Царское правительство.Попытка "революционизировать" действующую армию, была предпринята кадетами еще до Февральской революции. В начале января 1917 г. 17-й сибирский стрелковый полк отказался идти в атаку и предъявил политические требования кадетов – конституционное правление с ответственным министерством. Часть войск II и VI сибирских корпусов присоединилась к 17-му полку. Восстала 14-я сибирская дивизия и вместе с 3-й сибирской дивизией стала отступать, а частично разбежалась, побросав патроны. Царское правительство, еще контролировавшее ситуацию, карательными мерами восстановило дисциплину. Полевым судом 92 человека были расстреляны, многие сотни солдат сосланы на каторгу.
Временное правительствотакже сразу после Февральской революции отменило смертную казнь. Однако уже через несколько месяцев комиссары Временного правительства Савинков и Филоненко телеграфировали: "Выбора не дано: смертная казнь изменникам; смертная казнь тем, кто отказывается жертвовать жизнью за Родину". Им вторил Корнилов 11 июля: "Армия обезумевших темных людей, не ограждаемых властью от систематического разложения и развращения, потерявших чувство человеческого достоинства, бежит. На полях, которые нельзя даже назвать полями сражения, царит сплошной ужас, позор и срам, которых русская армия еще не знала с самого начала своего существования. Меры правительственной кротости расшатали дисциплину, они вызывают беспорядочную жестокость ничем не сдерживаемых масс. Эта стихия проявляется в насилиях, грабежах и убийствах. Смертная казнь спасет многие невинные жизни ценой гибели немногих изменников, предателей и трусов".
Союзники.Ф. Гибс, британский участник войны, определял смертную казнь в качестве одной из первых причин стойкости западных войск: "Лояльность к своей стороне, дисциплина с угрозой смертной казни, стоящей за ней, направляющая сила традиции, покорность законам войны или касте правителей, вся моральная и духовная пропаганда, исходящая от пасторов, газет, генералов… стариками дома… глубокая и простая любовь к Англии и к Германии, мужская гордость…- тысяча сложных мыслей и чувств удерживали людей по обе стороны фронта от обрыва опутавшей их сети судьбы, от восстания против взаимной непрекращающейся бойни". Военный министр Франции Мессими писал на сообщение об отступлении французской армии: "Я получил вашу телеграмму, сигнализирующую об упадке духа.

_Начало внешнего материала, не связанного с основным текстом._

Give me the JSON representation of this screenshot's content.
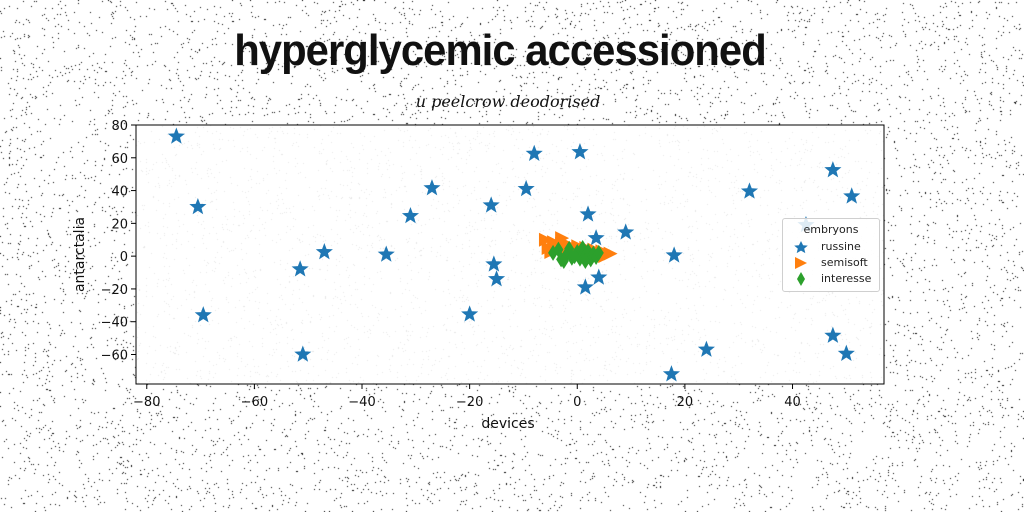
{
  "page": {
    "title": "hyperglycemic accessioned",
    "subtitle": "u peelcrow deodorised"
  },
  "chart_data": {
    "type": "scatter",
    "xlabel": "devices",
    "ylabel": "antarctalia",
    "xlim": [
      -82,
      57
    ],
    "ylim": [
      -78,
      80
    ],
    "xticks": [
      -80,
      -60,
      -40,
      -20,
      0,
      20,
      40
    ],
    "yticks": [
      -60,
      -40,
      -20,
      0,
      20,
      40,
      60,
      80
    ],
    "legend": {
      "title": "embryons",
      "placement": "right"
    },
    "series": [
      {
        "name": "russine",
        "color": "#1f77b4",
        "marker": "star",
        "points": [
          [
            -74.5,
            73
          ],
          [
            -70.5,
            30
          ],
          [
            -69.5,
            -36
          ],
          [
            -51.5,
            -8
          ],
          [
            -51,
            -60
          ],
          [
            -47,
            2.5
          ],
          [
            -35.5,
            1
          ],
          [
            -31,
            24.5
          ],
          [
            -27,
            41.5
          ],
          [
            -20,
            -35.5
          ],
          [
            -16,
            31
          ],
          [
            -15.5,
            -5
          ],
          [
            -15,
            -14
          ],
          [
            -9.5,
            41
          ],
          [
            -8,
            62.5
          ],
          [
            0.5,
            63.5
          ],
          [
            1.5,
            -19
          ],
          [
            2,
            25.5
          ],
          [
            3.5,
            11
          ],
          [
            4,
            -13
          ],
          [
            9,
            14.5
          ],
          [
            18,
            0.5
          ],
          [
            17.5,
            -72
          ],
          [
            24,
            -57
          ],
          [
            32,
            39.5
          ],
          [
            42.5,
            19
          ],
          [
            47.5,
            52.5
          ],
          [
            47.5,
            -48.5
          ],
          [
            50,
            -59.5
          ],
          [
            51,
            36.5
          ]
        ]
      },
      {
        "name": "semisoft",
        "color": "#ff7f0e",
        "marker": "triangle-right",
        "points": [
          [
            -6,
            10
          ],
          [
            -4.5,
            8.5
          ],
          [
            -3,
            7.5
          ],
          [
            -1.5,
            6.5
          ],
          [
            0,
            6
          ],
          [
            1.5,
            5
          ],
          [
            3,
            4
          ],
          [
            4.5,
            3
          ],
          [
            6,
            1.5
          ],
          [
            -5.5,
            5
          ],
          [
            -4,
            4
          ],
          [
            -2.5,
            3
          ],
          [
            -1,
            2
          ],
          [
            0.5,
            1
          ],
          [
            2,
            0.5
          ],
          [
            3.5,
            -0.5
          ],
          [
            5,
            0
          ],
          [
            -3,
            11
          ],
          [
            -5,
            2.5
          ]
        ]
      },
      {
        "name": "interesse",
        "color": "#2ca02c",
        "marker": "thin_diamond",
        "points": [
          [
            -4.5,
            2
          ],
          [
            -3.5,
            4
          ],
          [
            -3,
            -2
          ],
          [
            -2,
            1
          ],
          [
            -1.5,
            4.5
          ],
          [
            -1,
            -1
          ],
          [
            0,
            2.5
          ],
          [
            0.5,
            -1.5
          ],
          [
            1,
            5
          ],
          [
            1.5,
            0.5
          ],
          [
            2,
            3
          ],
          [
            2.5,
            -2
          ],
          [
            3,
            1.5
          ],
          [
            3.5,
            -0.5
          ],
          [
            4,
            2
          ],
          [
            -2.5,
            -3
          ],
          [
            1.5,
            -3
          ],
          [
            -0.5,
            0
          ]
        ]
      }
    ]
  }
}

Против этого нет другого наказания, кроме предания немедленной казни: первыми должны быть наказаны виновные офицеры. Для Франции существует сейчас только один закон: победить или умереть". "Мильеран, сменивший на посту военного министра Мессими, издал 1 сентября 1914 г. циркуляр, коим предписывалось военному командованию не передавать на рассмотрение правительства ходатайства о смягчении приговоров военных судов по делам "об упадке духа", а Пуанкаре отказался от… прерогативы помилования в отношении осужденных на смерть солдат". "Итальянская дисциплина… отличалась большей жесткостью. Так было, поскольку итальянский главнокомандующий генерал Луиджи Кадорна считал, что социальная неустойчивость его армии требует наказаний за дисциплинарные нарушения со строгостью, какой не знала ни немецкая армия, ни союзники, – например, массовые казни и наказание по жребию".